Motivated by the work of Correa to classify the surfaces admitting a semistable nilpotent co-Higgs bundle of rank two, we investigate several aspects of nilpotent co-Higgs bundles. In this talk, we suggest a simple way of constructing nilpotent co-Higgs bundle, using the Hartshorne-Serre correspondence and apply it to several cases.
This is a joint work with Edoardo Ballico.

Speaker: Kiryong Chung (Kyungpook National University)
Title: Mori program for the moduli space of conics in Grassmannian
Abstract: Rational curves in Grassmannian (or its sections) has been studied in various view points: Birational and complex geometry. Motivated by the results of Iliev-Manivel and Hosono-Takagi, we complete Mori's program for Kontsevich's moduli space of degree $2$ stable maps to Grassmannian. One of key ingredient is to provide some moduli theoretic meaning for the double symmetroid which directly connects the Kontsevich space and Hilbert scheme.

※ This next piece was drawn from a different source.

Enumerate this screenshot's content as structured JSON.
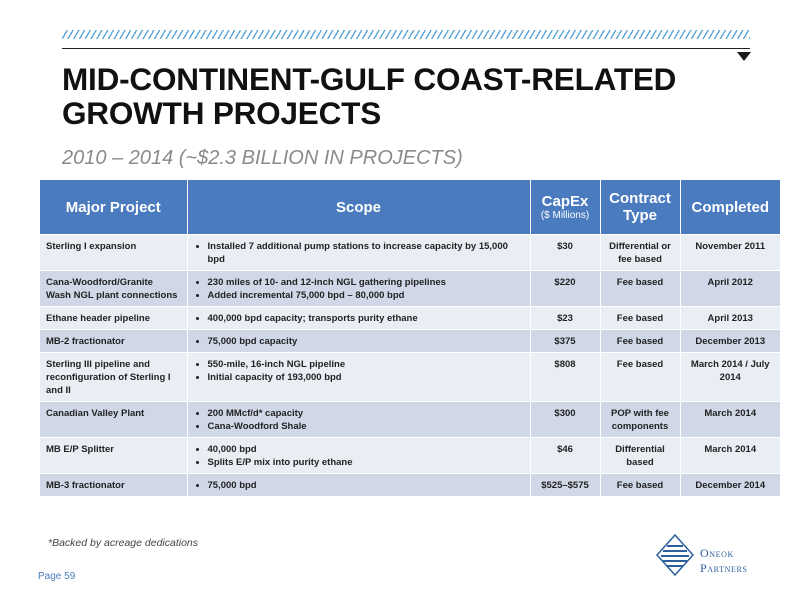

We also discuss about its birational relation with the moduli space of one dimensional sheaves on $mathbb{P}^2$. This is a joint work with Han-Bom Moon.

Speaker: Bumsig Kim (Korea Institute for Advanced Study)
Title: Residue Mirror Symmetry for Grassmannians
Abstract: The talk is based on joint work with Jeongseok Oh, Kazushi Ueda and Yutaka Yoshida.
Motivated by recent works on localizations in A-twisted gauged linear sigma models, we discuss a generalization of toric residue mirror symmetry to complete intersections in Grassmannians.